Vanguard Africa is to be paid $15,000 per month for three months of work on the advocacy campaign. Smith is working for the Rose Lokissim Association, a Swiss non-profit named after the celebrated Chadian opposition leader killed by Hissène Habré’s regime in the 1980s. American human rights lawyer Reed Brody, known as the ‘dictator hunter’, sits on the association’s board and is an old friend of Smith’s.

Bazoum and his wife are confined to a small wing of the presidential palace and are “essentially serving as human shields for their captors”, says Smith. Tiani’s junta rules from the same palace.


“President Bazoum’s ongoing detention is not only a grave violation of his human rights but also a blow to democratic principles and stability in West Africa.
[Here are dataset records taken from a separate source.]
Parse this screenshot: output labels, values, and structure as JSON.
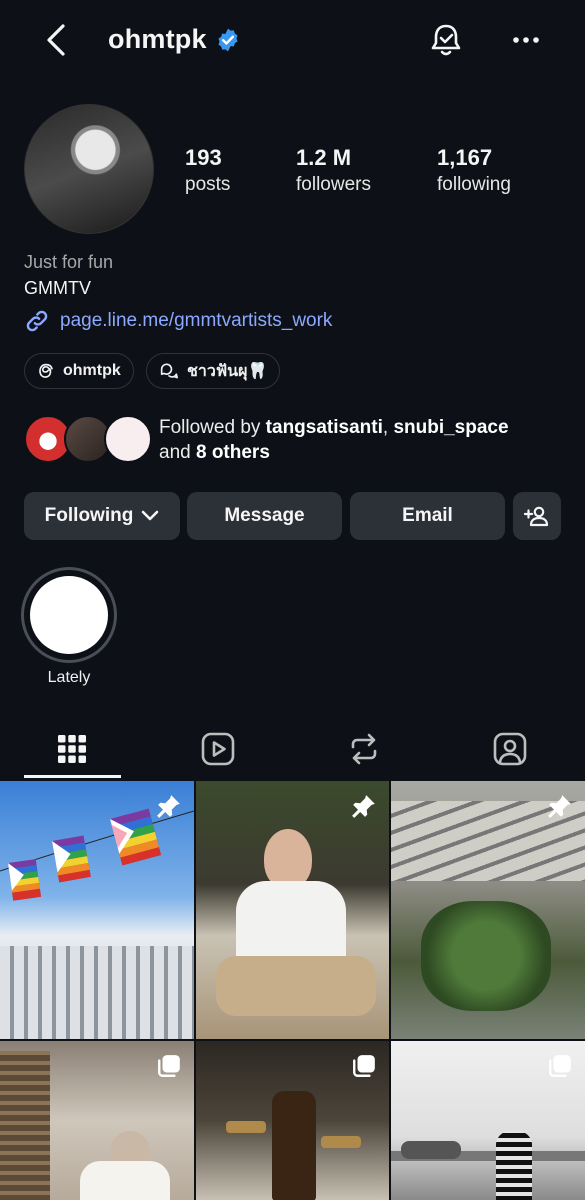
{
  "header": {
    "username": "ohmtpk",
    "verified": true,
    "icons": [
      "back-icon",
      "verified-badge-icon",
      "notification-bell-icon",
      "more-options-icon"
    ]
  },
  "stats": {
    "posts_count": "193",
    "posts_label": "posts",
    "followers_count": "1.2 M",
    "followers_label": "followers",
    "following_count": "1,167",
    "following_label": "following"
  },
  "bio": {
    "line1": "Just for fun",
    "line2": "GMMTV",
    "link": "page.line.me/gmmtvartists_work"
  },
  "chips": [
    {
      "label": "ohmtpk",
      "icon": "threads-icon"
    },
    {
      "label": "ชาวฟันผุ🦷",
      "icon": "chat-bubbles-icon"
    }
  ],
  "followed_by": {
    "prefix": "Followed by ",
    "user1": "tangsatisanti",
    "separator": ", ",
    "user2": "snubi_space",
    "and": "and ",
    "others": "8 others"
  },
  "actions": {
    "following": "Following",
    "message": "Message",
    "email": "Email"
  },
  "highlights": [
    {
      "label": "Lately"
    }
  ],
  "tabs": [
    "grid-icon",
    "reels-icon",
    "reposts-icon",
    "tagged-icon"
  ],
  "colors": {
    "background": "#0d1117",
    "button": "#2c3138",
    "link": "#8ca9ff",
    "verified": "#3897f0"
  }
}
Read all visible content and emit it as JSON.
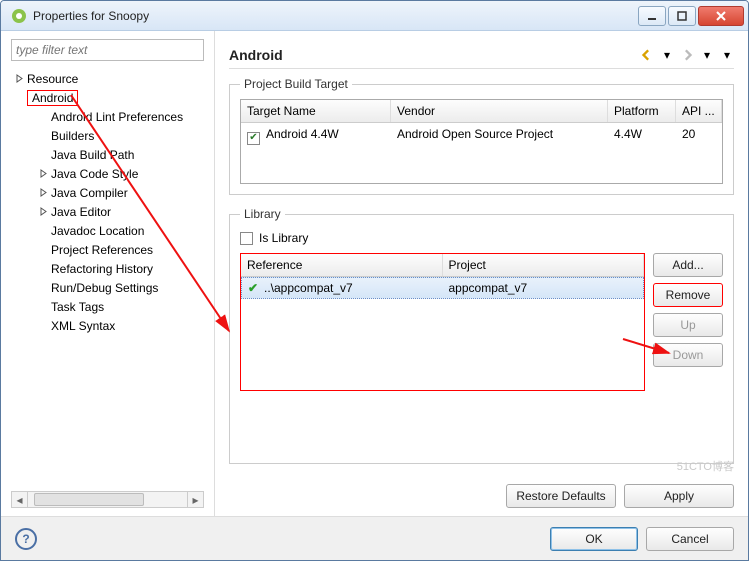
{
  "window": {
    "title": "Properties for Snoopy"
  },
  "sidebar": {
    "filter_placeholder": "type filter text",
    "items": [
      {
        "label": "Resource",
        "expandable": true
      },
      {
        "label": "Android",
        "expandable": false,
        "selected": true
      },
      {
        "label": "Android Lint Preferences",
        "expandable": false,
        "child": true
      },
      {
        "label": "Builders",
        "expandable": false,
        "child": true
      },
      {
        "label": "Java Build Path",
        "expandable": false,
        "child": true
      },
      {
        "label": "Java Code Style",
        "expandable": true,
        "child": true
      },
      {
        "label": "Java Compiler",
        "expandable": true,
        "child": true
      },
      {
        "label": "Java Editor",
        "expandable": true,
        "child": true
      },
      {
        "label": "Javadoc Location",
        "expandable": false,
        "child": true
      },
      {
        "label": "Project References",
        "expandable": false,
        "child": true
      },
      {
        "label": "Refactoring History",
        "expandable": false,
        "child": true
      },
      {
        "label": "Run/Debug Settings",
        "expandable": false,
        "child": true
      },
      {
        "label": "Task Tags",
        "expandable": false,
        "child": true
      },
      {
        "label": "XML Syntax",
        "expandable": false,
        "child": true
      }
    ]
  },
  "main": {
    "heading": "Android",
    "build_target": {
      "legend": "Project Build Target",
      "columns": {
        "name": "Target Name",
        "vendor": "Vendor",
        "platform": "Platform",
        "api": "API ..."
      },
      "row": {
        "checked": true,
        "name": "Android 4.4W",
        "vendor": "Android Open Source Project",
        "platform": "4.4W",
        "api": "20"
      }
    },
    "library": {
      "legend": "Library",
      "is_library_label": "Is Library",
      "is_library_checked": false,
      "columns": {
        "reference": "Reference",
        "project": "Project"
      },
      "row": {
        "reference": "..\\appcompat_v7",
        "project": "appcompat_v7"
      },
      "buttons": {
        "add": "Add...",
        "remove": "Remove",
        "up": "Up",
        "down": "Down"
      }
    },
    "bottom": {
      "restore": "Restore Defaults",
      "apply": "Apply"
    }
  },
  "footer": {
    "ok": "OK",
    "cancel": "Cancel"
  },
  "watermark": "51CTO博客"
}
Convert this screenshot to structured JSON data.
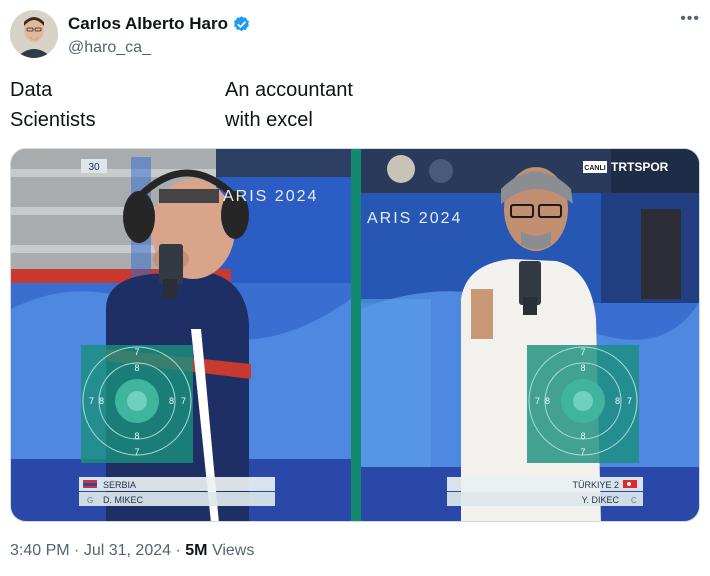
{
  "tweet": {
    "author": {
      "display_name": "Carlos Alberto Haro",
      "handle": "@haro_ca_",
      "verified_icon": "verified-badge-icon",
      "more_icon": "more-options-icon"
    },
    "text": {
      "left_line1": "Data",
      "left_line2": "Scientists",
      "right_line1": "An accountant",
      "right_line2": "with excel"
    },
    "media": {
      "left": {
        "shot_count": "30",
        "backdrop_text": "ARIS 2024",
        "country": "SERBIA",
        "athlete": "D. MIKEC",
        "position_tag": "G",
        "target_rings": [
          "7",
          "8",
          "8",
          "7",
          "7",
          "8",
          "8",
          "7"
        ]
      },
      "right": {
        "backdrop_text": "ARIS 2024",
        "broadcaster_live": "CANLI",
        "broadcaster": "TRTSPOR",
        "country": "TÜRKIYE 2",
        "athlete": "Y. DIKEC",
        "position_tag": "C",
        "target_rings": [
          "7",
          "8",
          "8",
          "7",
          "7",
          "8",
          "8",
          "7"
        ]
      },
      "colors": {
        "divider": "#138a6f",
        "target_teal": "#1b8f7d",
        "arena_blue": "#3a6fd1"
      }
    },
    "meta": {
      "time": "3:40 PM",
      "date": "Jul 31, 2024",
      "views_count": "5M",
      "views_label": "Views"
    }
  }
}
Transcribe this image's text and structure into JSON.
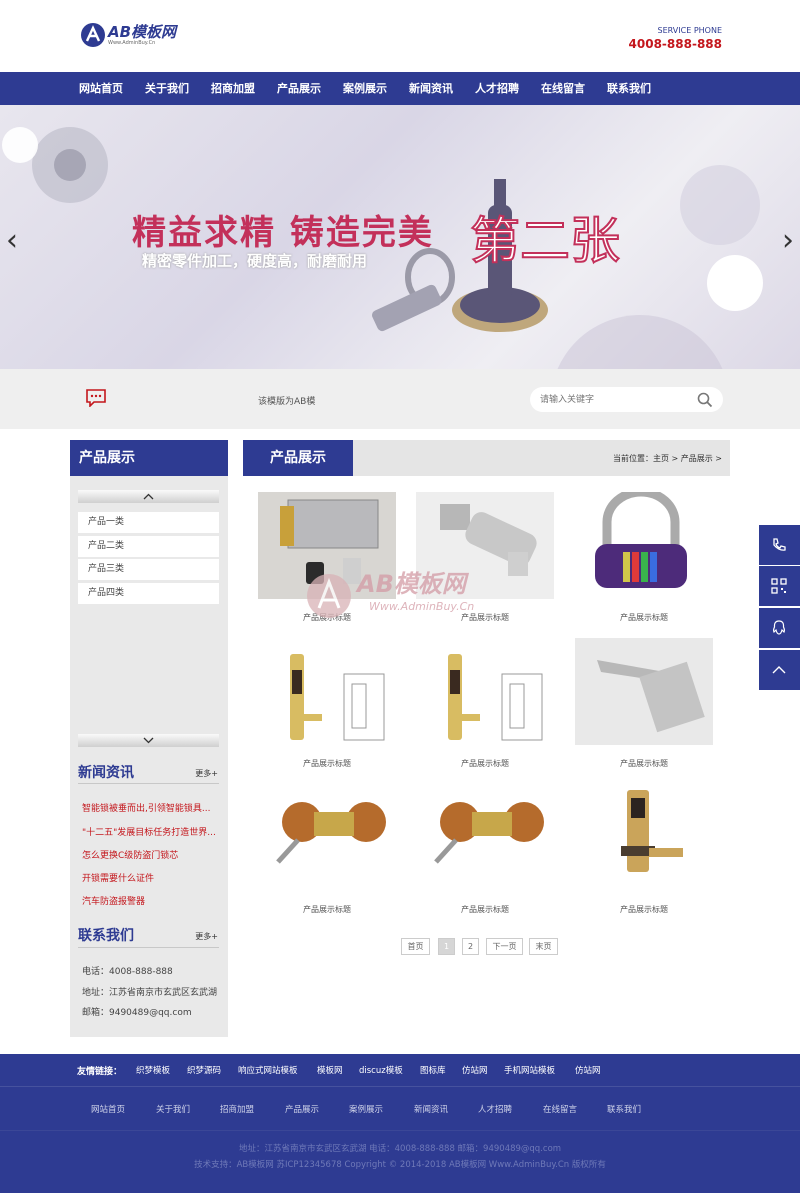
{
  "header": {
    "logo_text": "AB模板网",
    "logo_sub": "Www.AdminBuy.Cn",
    "phone_label": "SERVICE PHONE",
    "phone": "4008-888-888"
  },
  "nav": [
    "网站首页",
    "关于我们",
    "招商加盟",
    "产品展示",
    "案例展示",
    "新闻资讯",
    "人才招聘",
    "在线留言",
    "联系我们"
  ],
  "banner": {
    "slogan": "精益求精 铸造完美",
    "subline": "精密零件加工，硬度高，耐磨耐用",
    "overlay": "第二张",
    "prev_arrow": "‹",
    "next_arrow": "›"
  },
  "search": {
    "notice": "该模版为AB模",
    "placeholder": "请输入关键字",
    "icon": "search-icon"
  },
  "sidebar": {
    "title": "产品展示",
    "categories": [
      "产品一类",
      "产品二类",
      "产品三类",
      "产品四类"
    ],
    "news_title": "新闻资讯",
    "news_more": "更多+",
    "news": [
      "智能锁被垂而出,引领智能锁具...",
      "\"十二五\"发展目标任务打造世界...",
      "怎么更换C级防盗门锁芯",
      "开锁需要什么证件",
      "汽车防盗报警器"
    ],
    "contact_title": "联系我们",
    "contact_more": "更多+",
    "contact": [
      "电话：4008-888-888",
      "地址：江苏省南京市玄武区玄武湖",
      "邮箱：9490489@qq.com"
    ]
  },
  "main": {
    "title": "产品展示",
    "breadcrumb": "当前位置：主页 > 产品展示 >",
    "products": [
      "产品展示标题",
      "产品展示标题",
      "产品展示标题",
      "产品展示标题",
      "产品展示标题",
      "产品展示标题",
      "产品展示标题",
      "产品展示标题",
      "产品展示标题"
    ]
  },
  "pager": {
    "first": "首页",
    "p1": "1",
    "p2": "2",
    "next": "下一页",
    "last": "末页"
  },
  "watermark": {
    "text": "AB模板网",
    "url": "Www.AdminBuy.Cn"
  },
  "float_icons": [
    "phone-icon",
    "qrcode-icon",
    "qq-icon",
    "back-to-top-icon"
  ],
  "footer": {
    "links_label": "友情链接：",
    "links": [
      "织梦模板",
      "织梦源码",
      "响应式网站模板",
      "模板网",
      "discuz模板",
      "图标库",
      "仿站网",
      "手机网站模板",
      "仿站网"
    ],
    "nav": [
      "网站首页",
      "关于我们",
      "招商加盟",
      "产品展示",
      "案例展示",
      "新闻资讯",
      "人才招聘",
      "在线留言",
      "联系我们"
    ],
    "line1": "地址：江苏省南京市玄武区玄武湖    电话：4008-888-888    邮箱：9490489@qq.com",
    "line2": "技术支持：AB模板网    苏ICP12345678    Copyright © 2014-2018 AB模板网 Www.AdminBuy.Cn 版权所有"
  },
  "colors": {
    "primary": "#2e3b92",
    "accent": "#c4161c",
    "banner_text": "#c3305a"
  }
}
We believe his unjust captivity sets a dangerous precedent, undermining both the rule of law and international commitments to uphold democratic values,” the petition says.

“We call on world leaders and committed democrats to take immediate, decisive action to secure the release of President Bazoum and to restore Niger’s path to civilian rule.”

Smith tells The Africa Report he’s “hopeful” that “this sort of messaging will resonate with at least a certain segment of the officials currently constituting the Trump administration”.

Duelling priorities
The campaign comes as the Trump team is being pulled in different directions on how to deal with the Sahel’s putschist regimes.

Tibor Nagy, the assistant secretary of state for African affairs during Trump’s first term, has previously recommended that Washington engage with coup leaders instead of shunning them and inadvertently pushing them into Russia’s arms. Niger, where the US opened its now-abandoned air base in Agadez in 2019, is the prime example of that policy backfiring, Nagy told The Africa Report prior to his 20 January nomination as acting under secretary for management.

“We called it a coup and we preached [to] them through the megaphone. Result: The US being kicked out, which was a disaster,” Nagy said. “So I think we have to be more realistic.”

Nagy’s boss, Secretary of State Marco Rubio, by contrast has long been a vocal supporter of pro-western democracies, notably in Latin America, Smith points out.

“This proposition that Washington needs to prioritise short-term security and economic interests above democratic values and principles is flawed,” Smith says. “In the case of Niger, it is impossible to see how those interests are being advanced. Even in the short term, security, economic migration and certainly human rights interests have all deteriorated under military rule.”

Smith says the Sahel is a perfect case of US interests and values aligning.

“Prospects for stability and economic progress in the region and clearly, in Niger, are far better with democratic governments that are committed to their citizens to advancing transparency in the rule of law,” he says. “The data and the mounting evidence just simply do not lie in this regard.”